Conduct DIY inspections.
To be on the safe side, make it a habit to check your car’s pedals (if they are depressing properly), tires (for flats or lodged foreign objects), lights, and horn on a daily basis. Meanwhile, inspect the engine oil, engine coolant, windshield washer, and tire-pressure levels on a weekly basis.
Finally, do a monthly check on the condition of the windscreen wipers, all the tires (including the spare), the battery (for corrosion), and the air-conditioning system, as well as the transmission, brake, and clutch fluids. Instructions on how to do these may be found in the car manual.
Don't leave home without the basic tools.
Car tool kits for different budget ranges may be bought in hardware stores, but when it comes to wrenches and sockets, be sure to get adjustable types to fit every nut and bolt in your vehicle.

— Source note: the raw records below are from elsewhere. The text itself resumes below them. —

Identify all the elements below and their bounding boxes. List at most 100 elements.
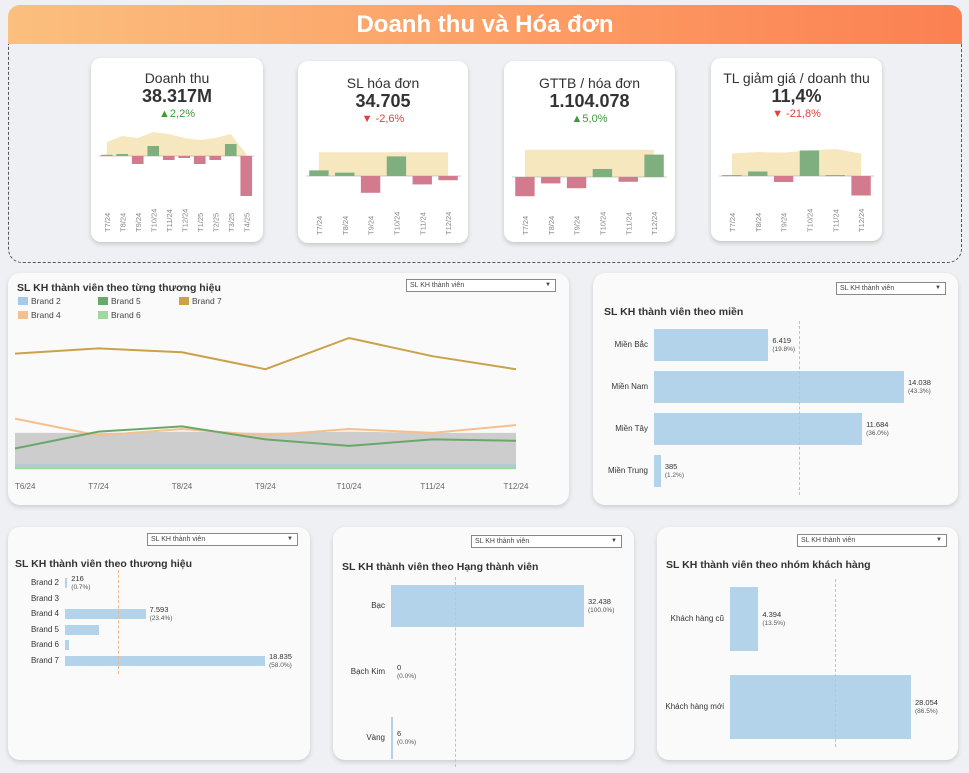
kpi-value: 1.104.078 [549, 91, 630, 111]
average-reference-line [834, 579, 836, 747]
legend-label: Brand 2 [31, 296, 61, 306]
dropdown-value: SL KH thành viên [151, 536, 206, 543]
bar [65, 609, 146, 619]
kpi-month-label: T9/24 [367, 216, 376, 235]
bar [65, 578, 68, 588]
bar-category-label: Brand 7 [30, 655, 59, 665]
kpi-baseline-band [106, 132, 247, 156]
kpi-month-label: T10/24 [149, 209, 158, 232]
bar [654, 371, 904, 403]
bar-percent: (23.4%) [149, 615, 173, 622]
brand-trend-panel: SL KH thành viên theo từng thương hiệu S… [8, 273, 569, 505]
legend-label: Brand 5 [111, 296, 141, 306]
kpi-month-label: T10/24 [805, 209, 814, 232]
kpi-value: 11,4% [771, 86, 822, 106]
kpi-container [8, 44, 962, 263]
kpi-variance-bar [309, 170, 329, 176]
bar-value: 32.438 [588, 597, 611, 606]
bar-value: 6.419 [772, 336, 792, 345]
kpi-month-label: T11/24 [165, 209, 174, 232]
kpi-variance-bar [360, 176, 381, 193]
bar-value-label: 28.054 (86.5%) [915, 698, 938, 716]
brand-trend-dropdown[interactable]: SL KH thành viên ▼ [406, 279, 556, 292]
kpi-variance-bar [162, 156, 175, 160]
bar-category-label: Brand 5 [30, 624, 59, 634]
kpi-month-label: T11/24 [831, 209, 840, 232]
kpi-variance-bar [438, 176, 458, 181]
tier-dropdown[interactable]: SL KH thành viên ▼ [471, 535, 622, 548]
bar [730, 675, 911, 739]
kpi-month-label: T2/25 [211, 213, 220, 232]
kpi-month-label: T12/24 [444, 212, 453, 235]
kpi-month-label: T11/24 [624, 212, 633, 235]
bar-percent: (1.2%) [664, 472, 684, 479]
legend-item-brand-7: Brand 7 [179, 296, 222, 306]
bar-value-label: 6 (0.0%) [397, 729, 416, 747]
bar-percent: (0.0%) [397, 673, 417, 680]
x-tick-label: T8/24 [172, 482, 193, 491]
bar-value: 7.593 [149, 605, 169, 614]
group-title: SL KH thành viên theo nhóm khách hàng [666, 559, 871, 571]
kpi-card-revenue[interactable]: Doanh thu 38.317M ▲2,2% T7/24 T8/24 T9/24 T10/… [91, 58, 263, 242]
kpi-variance-bar [566, 177, 587, 189]
bar-category-label: Khách hàng cũ [670, 614, 724, 623]
kpi-month-label: T7/24 [103, 213, 112, 232]
kpi-card-invoice-count[interactable]: SL hóa đơn 34.705 ▼ -2,6% T7/24 T8/24 T9/24 T1… [298, 61, 468, 243]
bar-percent: (0.0%) [397, 739, 417, 746]
region-title: SL KH thành viên theo miền [604, 306, 744, 318]
x-tick-label: T9/24 [255, 482, 276, 491]
series-line-brand-7 [14, 336, 517, 371]
kpi-month-label: T4/25 [242, 213, 251, 232]
legend-label: Brand 6 [111, 310, 141, 320]
bar-value: 4.394 [762, 610, 782, 619]
legend-label: Brand 4 [31, 310, 61, 320]
kpi-month-label: T9/24 [780, 213, 789, 232]
bar-percent: (13.5%) [762, 620, 786, 627]
kpi-month-label: T3/25 [227, 213, 236, 232]
kpi-card-avg-invoice[interactable]: GTTB / hóa đơn 1.104.078 ▲5,0% T7/24 T8/24 T9… [504, 61, 675, 242]
bar-value-label: 14.038 (43.3%) [908, 378, 931, 396]
series-line-brand-5 [14, 425, 517, 450]
kpi-title: Doanh thu [144, 70, 210, 86]
bar-value: 11.684 [866, 420, 889, 429]
bar-category-label: Brand 2 [30, 578, 59, 587]
bar-category-label: Brand 4 [30, 609, 59, 618]
bar [654, 329, 769, 361]
kpi-delta: ▼ -2,6% [361, 113, 405, 125]
bar [391, 717, 393, 759]
kpi-variance-bar [100, 154, 113, 156]
kpi-baseline-band [731, 149, 862, 176]
chevron-down-icon: ▼ [611, 538, 617, 544]
bar-category-label: Brand 3 [30, 593, 59, 603]
area-series [15, 431, 516, 468]
bar-value-label: 216 (0.7%) [71, 574, 90, 592]
kpi-month-label: T7/24 [315, 216, 324, 235]
kpi-delta: ▼ -21,8% [772, 108, 821, 120]
bar-value-label: 11.684 (36.0%) [866, 420, 889, 438]
kpi-variance-bar [748, 171, 768, 176]
bar-percent: (100.0%) [588, 607, 615, 614]
bar [730, 587, 759, 651]
kpi-title: GTTB / hóa đơn [538, 75, 640, 91]
group-dropdown[interactable]: SL KH thành viên ▼ [797, 534, 947, 547]
kpi-variance-bar [618, 177, 638, 182]
chevron-down-icon: ▼ [545, 282, 551, 288]
bar-percent: (58.0%) [269, 661, 292, 669]
bar-category-label: Brand 6 [30, 640, 59, 649]
bar-percent: (0.7%) [71, 584, 91, 591]
dropdown-value: SL KH thành viên [840, 285, 895, 292]
brand-bar-panel: SL KH thành viên ▼ SL KH thành viên theo … [8, 527, 310, 760]
kpi-variance-bar [799, 150, 820, 176]
kpi-month-label: T12/24 [180, 209, 189, 232]
region-dropdown[interactable]: SL KH thành viên ▼ [836, 282, 946, 295]
bar [391, 585, 584, 627]
kpi-month-label: T10/24 [392, 212, 401, 235]
kpi-card-discount-ratio[interactable]: TL giảm giá / doanh thu 11,4% ▼ -21,8% T7/2… [711, 58, 882, 241]
brand-bar-dropdown[interactable]: SL KH thành viên ▼ [147, 533, 298, 546]
chevron-down-icon: ▼ [935, 285, 941, 291]
dropdown-value: SL KH thành viên [801, 537, 856, 544]
kpi-value: 34.705 [355, 91, 411, 111]
brand-line-chart: T6/24 T7/24 T8/24 T9/24 T10/24 T11/24 T12/24 [14, 336, 529, 491]
chevron-down-icon: ▼ [936, 537, 942, 543]
legend-swatch [98, 297, 108, 305]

Electric-powered tire pumps and jacks that can be plugged into the lighter jack are also convenient to have, but they are a bit on the pricey side.

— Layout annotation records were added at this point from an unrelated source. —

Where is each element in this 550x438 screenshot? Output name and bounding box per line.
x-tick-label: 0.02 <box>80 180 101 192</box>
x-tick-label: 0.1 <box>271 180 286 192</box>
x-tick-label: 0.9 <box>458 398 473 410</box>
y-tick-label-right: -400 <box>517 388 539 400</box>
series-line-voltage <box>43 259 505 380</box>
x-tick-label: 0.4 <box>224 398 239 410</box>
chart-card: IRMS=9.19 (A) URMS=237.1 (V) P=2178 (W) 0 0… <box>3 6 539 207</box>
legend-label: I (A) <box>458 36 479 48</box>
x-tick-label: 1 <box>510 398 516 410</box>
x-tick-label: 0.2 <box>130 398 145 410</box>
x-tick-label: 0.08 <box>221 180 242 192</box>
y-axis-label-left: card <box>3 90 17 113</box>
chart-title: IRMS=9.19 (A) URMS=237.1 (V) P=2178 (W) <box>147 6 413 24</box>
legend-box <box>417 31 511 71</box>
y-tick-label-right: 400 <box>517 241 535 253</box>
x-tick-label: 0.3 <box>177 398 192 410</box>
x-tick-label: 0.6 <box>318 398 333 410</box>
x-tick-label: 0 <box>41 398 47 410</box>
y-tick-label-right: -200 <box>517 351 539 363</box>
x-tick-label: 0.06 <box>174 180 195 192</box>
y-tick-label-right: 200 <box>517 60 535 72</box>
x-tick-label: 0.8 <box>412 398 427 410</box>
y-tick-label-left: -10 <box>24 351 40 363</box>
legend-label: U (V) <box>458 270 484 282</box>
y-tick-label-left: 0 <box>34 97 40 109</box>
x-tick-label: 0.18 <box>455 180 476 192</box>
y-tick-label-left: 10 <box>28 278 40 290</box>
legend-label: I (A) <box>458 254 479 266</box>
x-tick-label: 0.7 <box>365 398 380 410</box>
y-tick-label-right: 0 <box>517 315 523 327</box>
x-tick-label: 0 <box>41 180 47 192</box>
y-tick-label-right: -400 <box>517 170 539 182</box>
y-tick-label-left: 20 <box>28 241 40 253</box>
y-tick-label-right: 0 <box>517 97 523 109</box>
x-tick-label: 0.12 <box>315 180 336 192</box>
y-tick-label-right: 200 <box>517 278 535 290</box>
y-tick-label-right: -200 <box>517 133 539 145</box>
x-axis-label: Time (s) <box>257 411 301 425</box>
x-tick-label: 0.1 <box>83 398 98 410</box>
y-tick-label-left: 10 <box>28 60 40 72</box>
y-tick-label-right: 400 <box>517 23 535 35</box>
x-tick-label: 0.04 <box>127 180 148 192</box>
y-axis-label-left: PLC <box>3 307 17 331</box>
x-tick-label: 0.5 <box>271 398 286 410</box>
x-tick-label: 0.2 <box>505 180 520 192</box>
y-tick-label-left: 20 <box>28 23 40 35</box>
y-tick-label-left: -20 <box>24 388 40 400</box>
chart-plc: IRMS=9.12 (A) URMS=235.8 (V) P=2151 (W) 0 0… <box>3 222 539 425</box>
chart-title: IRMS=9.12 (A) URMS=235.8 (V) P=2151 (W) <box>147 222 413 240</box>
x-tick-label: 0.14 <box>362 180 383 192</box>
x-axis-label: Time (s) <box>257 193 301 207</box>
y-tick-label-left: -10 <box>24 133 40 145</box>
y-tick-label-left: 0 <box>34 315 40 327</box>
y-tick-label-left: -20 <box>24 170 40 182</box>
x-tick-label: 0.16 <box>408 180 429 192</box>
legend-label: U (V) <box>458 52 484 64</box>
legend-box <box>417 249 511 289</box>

Other must-haves are a one-gallon container filled with water, a flashlight, and rags for cleaning up.
Learn how to use the tools.
Again, your friend the car manual will have step-by-step diagrams showing how to jack up the car, change tires, jumpstart a dead battery, and the like. What you can also do is ask a person in the know—a mechanic or a family member or friend who knows his way with cars—to show you how to do this so you won’t be caught unaware in case of an emergency.

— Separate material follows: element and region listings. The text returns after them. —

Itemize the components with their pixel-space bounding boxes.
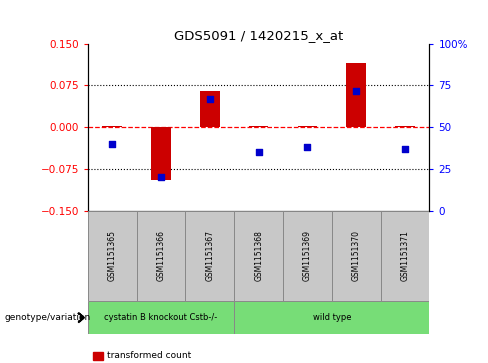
Bar [151, 127, 171, 180]
Point [352, 88, 360, 94]
Title: GDS5091 / 1420215_x_at: GDS5091 / 1420215_x_at [174, 29, 343, 42]
Text: GSM1151369: GSM1151369 [303, 231, 312, 281]
Bar [395, 126, 415, 127]
Bar [283, 211, 332, 301]
Bar [346, 63, 366, 127]
Text: GSM1151368: GSM1151368 [254, 231, 263, 281]
Bar [137, 211, 185, 301]
Point [206, 96, 214, 102]
Point [157, 174, 165, 180]
Text: GSM1151366: GSM1151366 [157, 231, 165, 281]
Point [304, 144, 311, 150]
Bar [381, 211, 429, 301]
Point [401, 146, 409, 152]
Text: cystatin B knockout Cstb-/-: cystatin B knockout Cstb-/- [104, 313, 218, 322]
Text: GSM1151370: GSM1151370 [352, 231, 361, 281]
Bar [298, 126, 317, 127]
Point [108, 141, 116, 147]
Text: genotype/variation: genotype/variation [5, 313, 91, 322]
Bar [200, 91, 220, 127]
Bar [249, 126, 268, 127]
Text: GSM1151367: GSM1151367 [205, 231, 214, 281]
Text: GSM1151365: GSM1151365 [108, 231, 117, 281]
Bar [88, 301, 234, 334]
Bar [234, 301, 429, 334]
Bar [102, 126, 122, 127]
Text: GSM1151371: GSM1151371 [401, 231, 409, 281]
Bar [234, 211, 283, 301]
Point [255, 149, 263, 155]
Bar [88, 211, 137, 301]
Text: wild type: wild type [313, 313, 351, 322]
Text: transformed count: transformed count [107, 351, 192, 360]
Bar [185, 211, 234, 301]
Bar [332, 211, 381, 301]
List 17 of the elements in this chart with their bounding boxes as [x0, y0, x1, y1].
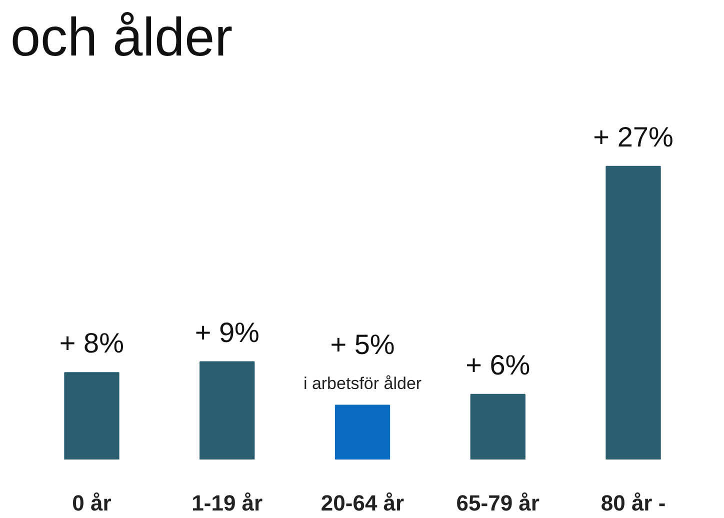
- data-label: + 27%: [593, 121, 674, 152]
- chart-title: och ålder: [10, 8, 233, 68]
- bar: [200, 361, 255, 460]
- data-label: + 5%: [330, 329, 395, 360]
- x-tick-label: 1-19 år: [192, 490, 264, 516]
- bar: [64, 372, 120, 460]
- x-tick-label: 65-79 år: [456, 490, 540, 516]
- data-label: + 8%: [59, 328, 124, 359]
- x-tick-label: 80 år -: [600, 490, 666, 516]
- bar: [334, 404, 390, 460]
- data-label: + 9%: [194, 316, 260, 348]
- x-tick-label: 0 år: [72, 490, 112, 516]
- bar: [606, 166, 661, 460]
- data-label: + 6%: [466, 349, 530, 380]
- bar: [470, 394, 526, 460]
- x-tick-label: 20-64 år: [320, 490, 405, 516]
- annotation: i arbetsför ålder: [303, 374, 422, 394]
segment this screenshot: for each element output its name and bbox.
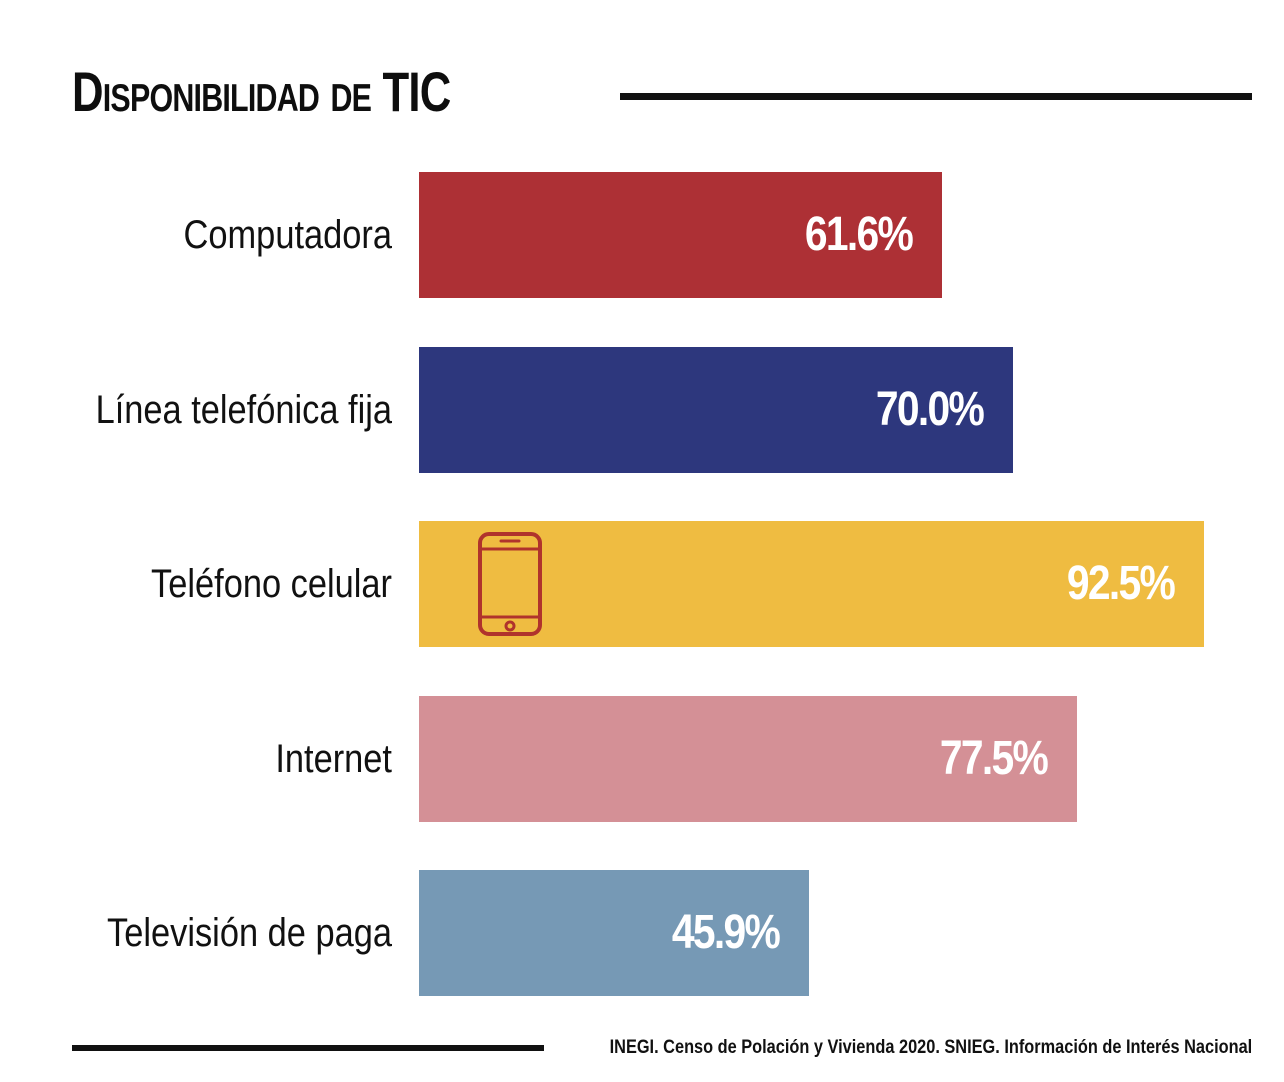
value-label: 45.9% xyxy=(671,906,781,959)
category-label: Televisión de paga xyxy=(107,911,392,955)
bar: 45.9% xyxy=(419,870,809,996)
value-label: 92.5% xyxy=(1066,557,1176,610)
bar: 77.5% xyxy=(419,696,1077,822)
bar: 92.5% xyxy=(419,521,1204,647)
category-label: Internet xyxy=(275,737,392,781)
title-rule xyxy=(620,93,1252,100)
bar: 61.6% xyxy=(419,172,942,298)
value-label: 77.5% xyxy=(939,732,1049,785)
category-label: Computadora xyxy=(183,213,392,257)
source-rule xyxy=(72,1045,544,1051)
smartphone-icon xyxy=(478,532,542,636)
category-label: Línea telefónica fija xyxy=(95,388,393,432)
chart-title: Disponibilidad de TIC xyxy=(72,60,451,123)
value-label: 70.0% xyxy=(875,383,985,436)
source-note: INEGI. Censo de Polación y Vivienda 2020… xyxy=(609,1037,1252,1058)
value-label: 61.6% xyxy=(804,208,914,261)
bar: 70.0% xyxy=(419,347,1013,473)
category-label: Teléfono celular xyxy=(151,562,392,606)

Observe proper driving habits.
Half the trick to keeping a well-maintained car is driving it properly. Not overloading your vehicle, for instance, is one way to go about it, so don’t volunteer to be the sole driver during a barkada shopping spree that will inevitably end with the trunk piled high with purchases. This not only puts too much stress on the suspension, but it also overworks the engine.
Another simple way to take care of your car is to avoid hard acceleration and braking. Doing so prolongs the life of the transmission and the brakes and dramatically improves fuel consumption.
Have a pit-stop strategy.
It helps to make a note of the auto shops and gasoline stations on your route to and from work and other usual destinations, just in case an emergency situation prevents you from making it all the way to your usual service center. It will be much faster than calling for help and waiting alone, especially after dark.
As you take on the roads every day, you will encounter many bumps, ruts, and roadblocks, but with a properly working vehicle, you will be able to maneuver around these safely and confidently.